I'm trying to wrap my mind around Lyapunov functions, but I'm having an hard time and I need some help. The reference I'm using is Khalil's "Nonlinear systems" book.
Let's consider the autonomous system \begin{equation} \dot{x}=f(x) \end{equation} where $f: D \to \mathbb{R}^n$ is a locally Lipschitz map from a domain $D \subset \mathbb{R}^n$ to $\mathbb{R}^n$, and let $V : D \to \mathbb{R}^n$ be a continuously differentiable function defined on $D$.

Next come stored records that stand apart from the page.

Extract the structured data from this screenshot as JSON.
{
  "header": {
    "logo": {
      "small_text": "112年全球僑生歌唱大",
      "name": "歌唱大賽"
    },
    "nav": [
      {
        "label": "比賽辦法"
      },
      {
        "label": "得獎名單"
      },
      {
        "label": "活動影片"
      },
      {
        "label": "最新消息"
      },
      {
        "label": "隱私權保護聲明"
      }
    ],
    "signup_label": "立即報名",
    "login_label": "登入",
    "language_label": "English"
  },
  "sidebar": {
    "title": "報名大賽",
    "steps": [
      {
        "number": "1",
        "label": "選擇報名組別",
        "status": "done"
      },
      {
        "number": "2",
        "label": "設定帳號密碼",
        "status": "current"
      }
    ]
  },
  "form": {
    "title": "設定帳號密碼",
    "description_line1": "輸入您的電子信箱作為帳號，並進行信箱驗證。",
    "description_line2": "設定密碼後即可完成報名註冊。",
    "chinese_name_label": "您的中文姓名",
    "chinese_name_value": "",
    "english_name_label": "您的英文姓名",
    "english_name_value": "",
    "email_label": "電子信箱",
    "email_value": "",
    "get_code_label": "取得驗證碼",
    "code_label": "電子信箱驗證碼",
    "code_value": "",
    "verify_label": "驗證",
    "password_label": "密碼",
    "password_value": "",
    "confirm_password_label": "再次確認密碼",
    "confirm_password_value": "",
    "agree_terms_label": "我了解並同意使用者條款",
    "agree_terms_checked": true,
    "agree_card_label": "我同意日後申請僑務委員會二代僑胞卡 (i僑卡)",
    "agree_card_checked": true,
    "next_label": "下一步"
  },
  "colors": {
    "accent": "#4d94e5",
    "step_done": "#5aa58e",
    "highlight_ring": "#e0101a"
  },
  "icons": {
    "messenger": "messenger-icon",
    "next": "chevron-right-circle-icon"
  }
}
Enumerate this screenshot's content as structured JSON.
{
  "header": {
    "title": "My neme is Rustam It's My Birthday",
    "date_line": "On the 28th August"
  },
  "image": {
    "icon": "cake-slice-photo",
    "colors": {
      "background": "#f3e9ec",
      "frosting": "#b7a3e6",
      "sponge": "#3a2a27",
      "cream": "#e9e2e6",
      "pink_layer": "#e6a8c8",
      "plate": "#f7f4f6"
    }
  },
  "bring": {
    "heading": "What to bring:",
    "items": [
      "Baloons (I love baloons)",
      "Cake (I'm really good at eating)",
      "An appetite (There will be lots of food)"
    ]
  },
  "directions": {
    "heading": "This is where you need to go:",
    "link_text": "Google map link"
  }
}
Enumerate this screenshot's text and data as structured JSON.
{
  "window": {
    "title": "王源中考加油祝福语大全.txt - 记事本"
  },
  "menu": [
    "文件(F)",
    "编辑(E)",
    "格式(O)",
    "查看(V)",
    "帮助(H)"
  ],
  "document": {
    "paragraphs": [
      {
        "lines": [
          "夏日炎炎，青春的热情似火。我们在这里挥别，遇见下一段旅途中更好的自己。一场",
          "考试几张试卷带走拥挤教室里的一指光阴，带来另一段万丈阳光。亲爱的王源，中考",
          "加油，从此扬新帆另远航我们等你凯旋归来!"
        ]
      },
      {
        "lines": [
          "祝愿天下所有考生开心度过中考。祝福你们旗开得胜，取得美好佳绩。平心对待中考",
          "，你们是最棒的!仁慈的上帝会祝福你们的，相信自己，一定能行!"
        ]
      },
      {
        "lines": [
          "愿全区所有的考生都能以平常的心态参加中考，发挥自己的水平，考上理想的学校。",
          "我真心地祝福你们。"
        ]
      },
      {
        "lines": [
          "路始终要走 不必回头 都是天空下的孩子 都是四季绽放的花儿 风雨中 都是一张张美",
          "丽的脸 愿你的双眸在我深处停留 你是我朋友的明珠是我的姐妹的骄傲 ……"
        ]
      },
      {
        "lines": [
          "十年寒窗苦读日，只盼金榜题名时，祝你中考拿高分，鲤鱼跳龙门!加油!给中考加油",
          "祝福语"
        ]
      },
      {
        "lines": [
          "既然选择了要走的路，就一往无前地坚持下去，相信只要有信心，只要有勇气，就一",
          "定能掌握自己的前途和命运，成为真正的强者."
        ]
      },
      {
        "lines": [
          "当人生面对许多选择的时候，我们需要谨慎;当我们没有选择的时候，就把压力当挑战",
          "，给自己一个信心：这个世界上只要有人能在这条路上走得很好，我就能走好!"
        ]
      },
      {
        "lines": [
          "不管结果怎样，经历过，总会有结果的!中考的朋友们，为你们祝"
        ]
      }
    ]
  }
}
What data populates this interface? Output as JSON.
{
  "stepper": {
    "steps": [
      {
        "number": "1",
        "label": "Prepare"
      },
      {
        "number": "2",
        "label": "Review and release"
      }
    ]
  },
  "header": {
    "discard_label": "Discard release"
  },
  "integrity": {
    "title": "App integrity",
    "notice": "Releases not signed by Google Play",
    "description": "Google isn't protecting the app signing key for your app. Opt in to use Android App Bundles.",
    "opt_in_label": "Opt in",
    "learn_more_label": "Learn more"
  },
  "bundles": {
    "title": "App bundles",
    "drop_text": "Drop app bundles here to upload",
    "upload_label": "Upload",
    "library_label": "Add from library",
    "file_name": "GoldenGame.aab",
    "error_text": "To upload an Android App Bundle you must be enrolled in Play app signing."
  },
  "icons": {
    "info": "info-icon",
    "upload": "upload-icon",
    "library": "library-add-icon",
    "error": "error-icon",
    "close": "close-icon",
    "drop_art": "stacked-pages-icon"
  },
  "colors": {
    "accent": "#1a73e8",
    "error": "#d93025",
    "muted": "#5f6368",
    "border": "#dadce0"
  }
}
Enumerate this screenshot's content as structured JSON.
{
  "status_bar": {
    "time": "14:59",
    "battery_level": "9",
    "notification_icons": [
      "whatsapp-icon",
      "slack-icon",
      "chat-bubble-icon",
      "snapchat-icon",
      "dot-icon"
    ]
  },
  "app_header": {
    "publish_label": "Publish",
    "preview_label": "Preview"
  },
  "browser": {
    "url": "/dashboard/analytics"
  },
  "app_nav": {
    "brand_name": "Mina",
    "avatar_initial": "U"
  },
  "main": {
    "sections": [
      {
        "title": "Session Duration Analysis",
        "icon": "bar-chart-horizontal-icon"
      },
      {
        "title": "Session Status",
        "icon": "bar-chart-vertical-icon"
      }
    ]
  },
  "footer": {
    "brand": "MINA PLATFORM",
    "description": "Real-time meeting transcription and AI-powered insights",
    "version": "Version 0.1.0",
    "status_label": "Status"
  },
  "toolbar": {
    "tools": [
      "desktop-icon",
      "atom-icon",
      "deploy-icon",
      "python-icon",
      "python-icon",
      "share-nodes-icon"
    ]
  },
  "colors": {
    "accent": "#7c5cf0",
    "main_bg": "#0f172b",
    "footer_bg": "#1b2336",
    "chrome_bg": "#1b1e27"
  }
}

The time derivative of $V$ along the trajectories of the system, denoted by $\dot{V}$, is given by $$ \dot{V}=\sum_{i=1}^n \frac{\partial V}{\partial x_i}\dot{x}_i=\sum_{i=1}^n \frac{\partial V}{\partial x_i}f_i=\nabla{V} \cdot f(x). $$ If $\phi(x;t)$ is the solution of the system that starts at $x$ at the time $t_0=0$, then $$ \dot{V}=\frac{d}{dt}V(\phi(x;t))\Bigr|_{t=0} $$ but why do we evaluate $\frac{d}{dt}V(\phi(x;t))$ at $t=0$?
From my understanding $\dot{V}(x)=\dot{V}(x(t))=\frac{d}{dt}{V}(x(t))$, and hence it's time dependant, and we are omitting $t$ in the equation just for the sake of a lighter notation, but in the second and equivalent equation by evaluating in $t=0$ aren't we removing the time dependence? It would make more sense to me to just leave $\frac{d}{dt}V(\phi(x;t))$; what am I missing?
Hopefully everything is worded well enough to be understandable; the question may be a triviality that shows the lack of understanding that I have on the subject, but I'd really appreciate if someone can help me on this.
It's a good question! And the short answer is that you don't really have to.
The first thing to spot is that the systems considered when using Lyapunov functions are autonomous—that is, they have no explicit time-dependence. So given any function $x(t)$ that serves as a solution to the autonomous system, any statement about the behavior of $V$ or $\dot{V}$ at $t = 0$ can always be translated into a statement about $V$ or $\dot{V}$ for specific values of $x$ (and by extension, $\dot{x}$).
The statements we can make about Lyapunov functions, including the ones Khalil makes, are always things like if $\dot{V}(x) <$ or $\leq 0 $ for all $x \neq 0$. Since the system is autonomous, we can simply use any $x_1$ in $\mathbb{R}/\{0\}$ as an initial condition, because there has to be a solution $x(t)$ to the system such that $x(t=0) = x_1$ for all $x_1 \in \mathbb{R}/\{0\}$. So it actually doesn't matter if you evaluate it at $t = 0$; you still need to check whether or not the Lyapunov function is negative or non-positive for all $x \neq 0$.